Pour sa deuxième exposition à la galerie Crèvecœur, Shana Moulton poursuit l’exploration de son alter-ego Cynthia dans sa faculté à faire apparaître dans le secret de son espace domestique, des portails créant des connections insoupçonnées entre plusieurs dimensions, lieux, moments de sa vie qu’on regarde depuis 2002, au travers de presque une vingtaine d’épisodes.
Au fil des années, on a suivi ce personnage muet et burlesque, toujours vêtue en robe d’intérieur, se plonger dans des expériences parallèles, quittant sa maison remplie d’objets thérapeutiques, décoratifs et homéopathiques pour de grands espaces naturels spectaculaires où elle finit toujours par se libérer. Cynthia est embarquée dans un voyage sans fin afin de surmonter son isolement, son anxiété et son hypocondrie, largement entretenues par sa consommation de l’univers numérique et des publicités de développement personnel.

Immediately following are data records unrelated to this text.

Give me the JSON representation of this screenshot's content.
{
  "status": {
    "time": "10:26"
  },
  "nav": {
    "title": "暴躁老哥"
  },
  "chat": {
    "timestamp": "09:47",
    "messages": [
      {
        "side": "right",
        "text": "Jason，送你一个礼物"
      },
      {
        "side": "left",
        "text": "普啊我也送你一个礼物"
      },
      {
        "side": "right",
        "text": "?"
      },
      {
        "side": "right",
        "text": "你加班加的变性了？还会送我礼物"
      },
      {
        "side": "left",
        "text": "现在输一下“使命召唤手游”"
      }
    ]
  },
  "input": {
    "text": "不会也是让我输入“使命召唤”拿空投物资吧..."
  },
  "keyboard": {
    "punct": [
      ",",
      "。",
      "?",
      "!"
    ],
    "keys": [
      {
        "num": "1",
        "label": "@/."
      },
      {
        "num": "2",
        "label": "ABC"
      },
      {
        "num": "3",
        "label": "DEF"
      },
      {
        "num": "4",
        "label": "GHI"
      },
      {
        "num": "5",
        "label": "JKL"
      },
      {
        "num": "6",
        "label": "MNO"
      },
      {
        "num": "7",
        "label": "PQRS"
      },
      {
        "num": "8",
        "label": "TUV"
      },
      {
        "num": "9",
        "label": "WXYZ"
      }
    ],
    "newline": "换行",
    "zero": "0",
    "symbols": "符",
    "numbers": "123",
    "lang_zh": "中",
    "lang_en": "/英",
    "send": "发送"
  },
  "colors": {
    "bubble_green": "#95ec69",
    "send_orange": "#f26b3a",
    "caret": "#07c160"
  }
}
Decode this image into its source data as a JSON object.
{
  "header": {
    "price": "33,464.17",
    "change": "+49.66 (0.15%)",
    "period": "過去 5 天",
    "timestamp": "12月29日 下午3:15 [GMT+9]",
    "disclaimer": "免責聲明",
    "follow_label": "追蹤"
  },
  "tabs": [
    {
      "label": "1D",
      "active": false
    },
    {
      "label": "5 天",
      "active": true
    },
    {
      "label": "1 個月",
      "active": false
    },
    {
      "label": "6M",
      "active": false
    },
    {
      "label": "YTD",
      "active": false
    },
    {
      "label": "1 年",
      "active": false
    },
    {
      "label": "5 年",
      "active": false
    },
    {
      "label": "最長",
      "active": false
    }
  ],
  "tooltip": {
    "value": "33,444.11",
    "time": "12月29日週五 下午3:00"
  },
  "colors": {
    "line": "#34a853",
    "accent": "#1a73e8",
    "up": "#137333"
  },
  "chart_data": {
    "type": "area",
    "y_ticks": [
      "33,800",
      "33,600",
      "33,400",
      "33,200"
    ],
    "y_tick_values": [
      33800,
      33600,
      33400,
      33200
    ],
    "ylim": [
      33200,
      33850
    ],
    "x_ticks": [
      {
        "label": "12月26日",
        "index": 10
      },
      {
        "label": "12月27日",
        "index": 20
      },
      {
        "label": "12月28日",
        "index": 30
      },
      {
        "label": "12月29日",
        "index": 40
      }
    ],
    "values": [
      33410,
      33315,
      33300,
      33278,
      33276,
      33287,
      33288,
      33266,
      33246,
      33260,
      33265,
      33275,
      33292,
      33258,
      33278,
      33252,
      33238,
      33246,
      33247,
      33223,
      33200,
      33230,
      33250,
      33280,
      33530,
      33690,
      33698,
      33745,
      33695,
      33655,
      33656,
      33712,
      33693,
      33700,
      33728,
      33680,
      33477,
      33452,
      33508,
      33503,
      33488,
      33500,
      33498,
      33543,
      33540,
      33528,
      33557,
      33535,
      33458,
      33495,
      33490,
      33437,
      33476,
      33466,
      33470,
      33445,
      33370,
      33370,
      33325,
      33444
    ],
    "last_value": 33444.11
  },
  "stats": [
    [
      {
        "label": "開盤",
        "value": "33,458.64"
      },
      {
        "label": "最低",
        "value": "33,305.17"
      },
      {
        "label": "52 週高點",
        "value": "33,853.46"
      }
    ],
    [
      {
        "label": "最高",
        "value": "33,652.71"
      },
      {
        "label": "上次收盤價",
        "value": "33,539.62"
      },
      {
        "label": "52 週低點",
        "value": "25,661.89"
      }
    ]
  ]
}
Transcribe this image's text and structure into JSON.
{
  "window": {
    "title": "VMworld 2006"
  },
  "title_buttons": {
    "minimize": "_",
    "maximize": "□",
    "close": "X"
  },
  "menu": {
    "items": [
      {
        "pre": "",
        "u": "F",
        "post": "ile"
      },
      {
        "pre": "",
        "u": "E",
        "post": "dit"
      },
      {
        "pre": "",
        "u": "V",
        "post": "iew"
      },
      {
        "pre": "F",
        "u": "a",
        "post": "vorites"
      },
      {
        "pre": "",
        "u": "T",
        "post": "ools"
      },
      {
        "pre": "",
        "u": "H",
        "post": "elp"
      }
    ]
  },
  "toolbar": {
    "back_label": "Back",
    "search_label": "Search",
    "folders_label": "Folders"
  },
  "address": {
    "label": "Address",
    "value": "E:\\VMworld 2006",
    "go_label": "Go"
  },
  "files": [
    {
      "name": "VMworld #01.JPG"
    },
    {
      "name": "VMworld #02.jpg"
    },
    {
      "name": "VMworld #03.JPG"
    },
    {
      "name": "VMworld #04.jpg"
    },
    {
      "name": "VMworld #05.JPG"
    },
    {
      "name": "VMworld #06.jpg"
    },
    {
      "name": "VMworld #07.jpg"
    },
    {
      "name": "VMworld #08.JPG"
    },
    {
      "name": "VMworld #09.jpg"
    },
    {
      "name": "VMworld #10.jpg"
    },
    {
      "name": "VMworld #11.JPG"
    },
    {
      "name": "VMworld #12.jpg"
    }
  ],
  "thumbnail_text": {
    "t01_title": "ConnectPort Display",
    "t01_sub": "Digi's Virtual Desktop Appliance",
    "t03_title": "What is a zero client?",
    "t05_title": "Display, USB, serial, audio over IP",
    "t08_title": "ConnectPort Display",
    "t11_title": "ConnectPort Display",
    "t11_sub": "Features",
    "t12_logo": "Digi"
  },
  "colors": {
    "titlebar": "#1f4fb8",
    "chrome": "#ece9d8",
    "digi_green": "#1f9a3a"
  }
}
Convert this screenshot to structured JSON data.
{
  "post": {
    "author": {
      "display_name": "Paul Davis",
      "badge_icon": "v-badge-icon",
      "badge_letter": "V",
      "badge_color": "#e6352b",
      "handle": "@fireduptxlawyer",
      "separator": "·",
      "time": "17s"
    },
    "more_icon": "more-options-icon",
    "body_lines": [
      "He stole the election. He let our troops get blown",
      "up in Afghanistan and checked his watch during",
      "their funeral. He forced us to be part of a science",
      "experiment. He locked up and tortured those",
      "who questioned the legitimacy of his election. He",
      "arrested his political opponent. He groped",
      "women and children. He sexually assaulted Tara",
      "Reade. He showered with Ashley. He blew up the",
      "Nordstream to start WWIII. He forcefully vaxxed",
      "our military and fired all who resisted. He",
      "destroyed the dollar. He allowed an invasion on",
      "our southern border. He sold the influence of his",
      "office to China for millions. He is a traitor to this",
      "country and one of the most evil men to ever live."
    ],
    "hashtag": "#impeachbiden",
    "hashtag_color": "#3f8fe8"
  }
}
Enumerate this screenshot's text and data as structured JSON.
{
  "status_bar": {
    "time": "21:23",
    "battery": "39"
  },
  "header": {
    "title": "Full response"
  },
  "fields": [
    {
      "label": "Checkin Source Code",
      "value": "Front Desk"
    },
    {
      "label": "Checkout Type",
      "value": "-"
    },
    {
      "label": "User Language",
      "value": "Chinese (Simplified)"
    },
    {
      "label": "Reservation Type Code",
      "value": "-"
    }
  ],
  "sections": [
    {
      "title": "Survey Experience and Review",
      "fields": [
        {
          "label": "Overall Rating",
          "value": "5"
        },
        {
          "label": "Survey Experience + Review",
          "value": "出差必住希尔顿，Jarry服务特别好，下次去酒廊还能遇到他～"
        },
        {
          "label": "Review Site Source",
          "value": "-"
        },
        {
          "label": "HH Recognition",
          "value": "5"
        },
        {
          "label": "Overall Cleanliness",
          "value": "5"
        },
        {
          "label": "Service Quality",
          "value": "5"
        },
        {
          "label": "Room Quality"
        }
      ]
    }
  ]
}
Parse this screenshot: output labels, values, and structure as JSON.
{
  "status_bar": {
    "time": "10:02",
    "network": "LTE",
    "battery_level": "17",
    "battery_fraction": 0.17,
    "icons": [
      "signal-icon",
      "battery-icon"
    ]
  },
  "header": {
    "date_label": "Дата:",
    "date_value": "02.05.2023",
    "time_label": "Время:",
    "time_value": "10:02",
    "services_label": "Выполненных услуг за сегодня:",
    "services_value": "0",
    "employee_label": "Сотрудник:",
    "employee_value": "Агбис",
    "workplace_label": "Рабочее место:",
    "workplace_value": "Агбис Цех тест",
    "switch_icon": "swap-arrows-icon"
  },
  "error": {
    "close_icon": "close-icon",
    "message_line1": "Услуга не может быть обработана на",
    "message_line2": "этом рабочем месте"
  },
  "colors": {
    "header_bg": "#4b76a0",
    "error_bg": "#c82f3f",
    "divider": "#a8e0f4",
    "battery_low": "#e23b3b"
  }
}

Parmi les œuvres présentes dans cette nouvelle exposition, figure une installation sculpturale où un mannequin traverse un mur. Ces œuvres sont une référence directe à la nouvelle de Charlotte Perkins Gilman, La Séquestrée, publiée en 1892, considérée comme un texte important des débuts du féminisme en littérature, qui dénonçait l’absence de vie sociale des femmes hors du foyer et l’environnement oppressif de la société patriarcale. Le personnage principal, qui est également la narratrice, est fermement invitée par son mari à garder le repos dans sa maison pour guérir ce qu’il considère comme un épisode dépressif. Au fur et à mesure, elle devient obsédée par la couleur jaune et le motif du papier peint de la chambre qu’elle doit garder. Elle finit par y voir des femmes emprisonnées, tout comme elle.
Sa nouvelle vidéo Act one from Whispering Pines 10 (avec Nick Hallett) emprunte autant à cette nouvelle qu’à l’imitation par Cynthia de l’héroïne Julia “Butterfly Hill”, militante écologiste américaine qui passa 738 jours dans un séquoia géant pour éviter sa destruction.
Feed the Soul symbolise les différentes étapes de l’actualisation de soi que Cynthia traverse dans sa quête inachevée.
Life as an INFJ, installation réalisée pour son exposition personnelle à la Kunsthaus de Glarus, évoque la technique d’embaumement égyptienne où les organes momifiés, enveloppés dans du linge étaient conservés dans des vases canopiques, à côté du corps. Chez Cynthia, les bibelots qui emplissent sa maison deviennent des vases canopiques recevant ses organes. INFJ (Introversion + Intuition + Feeling + Judging) est l’une des 16 personnalités-types définies par l’indicateur de Myers-Briggs. C’est l’une des définitions de Cynthia.
Allant au-delà de l’humour qui apparaît immédiatement dans cette œuvre, Mood Swings poursuit les tentatives de l’artiste dans sa quête de libération intime des différentes formes d’oppression contemporaines.